Proper Vs. Improper Banner Use
Website banners are meant to highlight an important topic and then direct a user toward the content and details they need to know. Banners aren’t meant to house all the details for the user. A banner with a lot of text and images fosters a poor user experience and prevents users from clearly comprehending the message meant to be highlighted by the banner.
Let’s take a look at a topic that is often very important to a practice: a new office opening.
Example of a Good Web Banner
Clean and simple: the two key words of a great web banner. The image in the background is of the new office, but if it were shrunk or cropped on mobile it wouldn’t make a difference — it is an accent.
The text is live over the image and can both dynamically format for mobile and allow the text to be read by Google. A clear call to action can then direct users to a page with all the new office’s details.
Example of a Bad Web Banner
This banner is jumbled, crowded, and lacks a clear focus — but more importantly, all of this text lives in the image file, which means the user can see it but Google can’t, and anyone who is sight impaired won’t be able to use web technology to read what it says.
Key Takeaway: Website banners are not great content — they are a preview to great content.
Putting an End to Rotating Banners
Rotating banners were once considered one of the best things to put on a website — and many people still consider it a good idea. The truth is that rotating banners are no longer relevant (and haven’t been for a while).

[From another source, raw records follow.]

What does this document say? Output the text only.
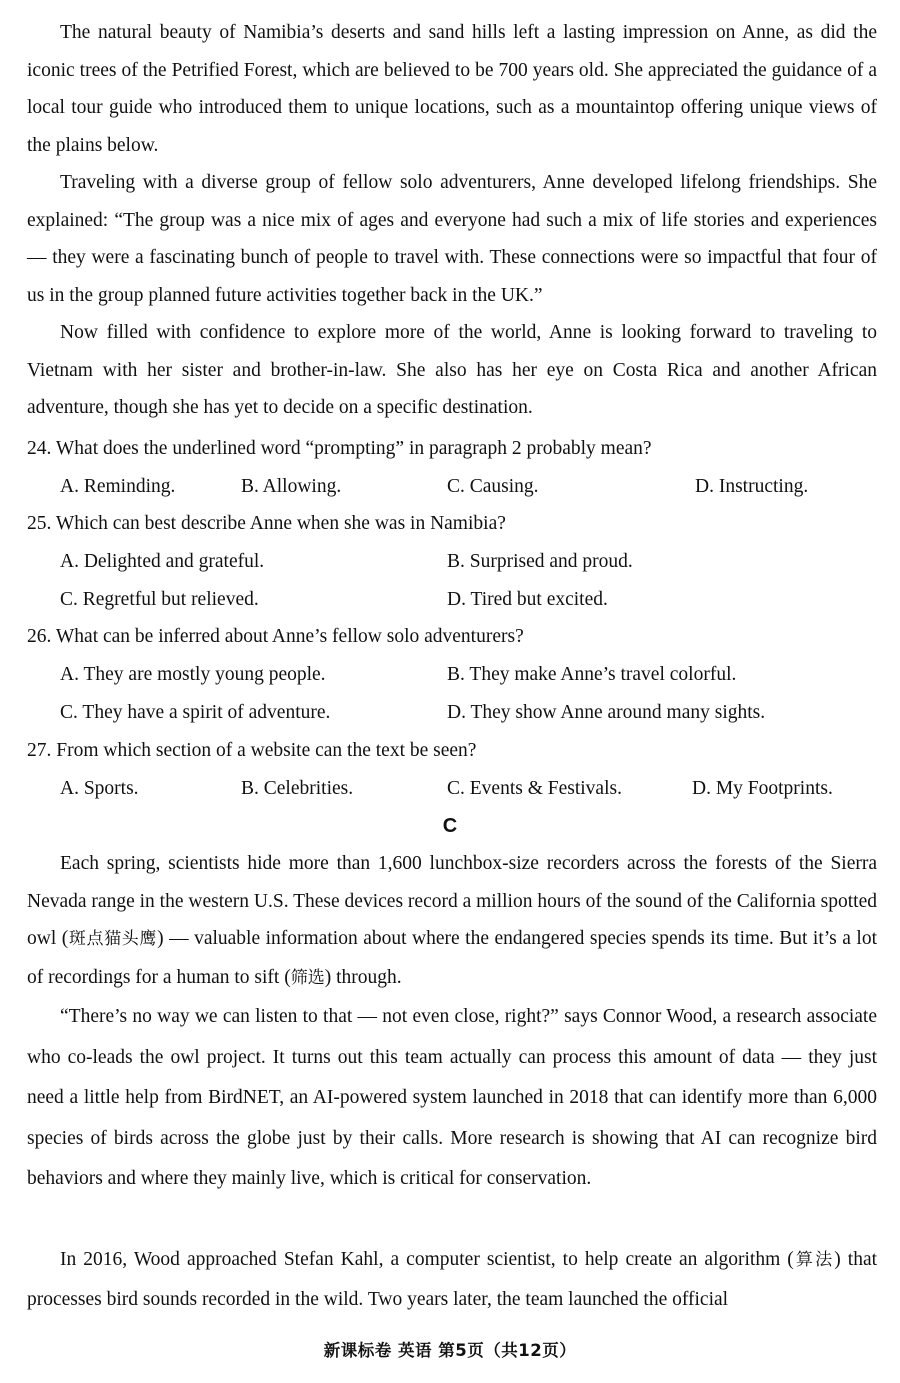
The natural beauty of Namibia’s deserts and sand hills left a lasting impression on Anne, as did the iconic trees of the Petrified Forest, which are believed to be 700 years old. She appreciated the guidance of a local tour guide who introduced them to unique locations, such as a mountaintop offering unique views of the plains below.

Traveling with a diverse group of fellow solo adventurers, Anne developed lifelong friendships. She explained: “The group was a nice mix of ages and everyone had such a mix of life stories and experiences — they were a fascinating bunch of people to travel with. These connections were so impactful that four of us in the group planned future activities together back in the UK.”

Now filled with confidence to explore more of the world, Anne is looking forward to traveling to Vietnam with her sister and brother-in-law. She also has her eye on Costa Rica and another African adventure, though she has yet to decide on a specific destination.

24. What does the underlined word “prompting” in paragraph 2 probably mean?

A. Reminding.	B. Allowing.	C. Causing.	D. Instructing.

25. Which can best describe Anne when she was in Namibia?

A. Delighted and grateful.	B. Surprised and proud.

C. Regretful but relieved.	D. Tired but excited.

26. What can be inferred about Anne’s fellow solo adventurers?

A. They are mostly young people.	B. They make Anne’s travel colorful.

C. They have a spirit of adventure.	D. They show Anne around many sights.

27. From which section of a website can the text be seen?

A. Sports.	B. Celebrities.	C. Events & Festivals.	D. My Footprints.

C

Each spring, scientists hide more than 1,600 lunchbox-size recorders across the forests of the Sierra Nevada range in the western U.S. These devices record a million hours of the sound of the California spotted owl (斑点猫头鹰) — valuable information about where the endangered species spends its time. But it’s a lot of recordings for a human to sift (筛选) through.

“There’s no way we can listen to that — not even close, right?” says Connor Wood, a research associate who co-leads the owl project. It turns out this team actually can process this amount of data — they just need a little help from BirdNET, an AI-powered system launched in 2018 that can identify more than 6,000 species of birds across the globe just by their calls. More research is showing that AI can recognize bird behaviors and where they mainly live, which is critical for conservation.

In 2016, Wood approached Stefan Kahl, a computer scientist, to help create an algorithm (算法) that processes bird sounds recorded in the wild. Two years later, the team launched the official

新课标卷 英语 第5页（共12页）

A 2013 study on the University of Notre Dame’s website showed just how little a rotating banner does for your website. The study found that only 1% of website visitors actually clicked on a rotating banner. Of those who did click on a rotating banner, 84% clicked on the first banner, with the other 16% split among slides 2–5.
So, in short, if content isn’t in the first position on the slider, almost no one is going to see it.
Benefits of a Single Image
Single-image web banners are beneficial when working to make incremental improvements to your website. One banner allows for the testing of different imagery, headlines, and calls to action to see which works best in driving user conversions. When multiple slides are used, the ability to test dwindles because the website is pushing the user in too many different directions.
Create New Website Sections Instead of Sliders
Instead of making a slider to discuss four different topics, it is much more beneficial to add new sections to the home page of your website. Adding new sections provides much more flexibility and creates a better user experience by keeping visitors focused while moving down the page of the site.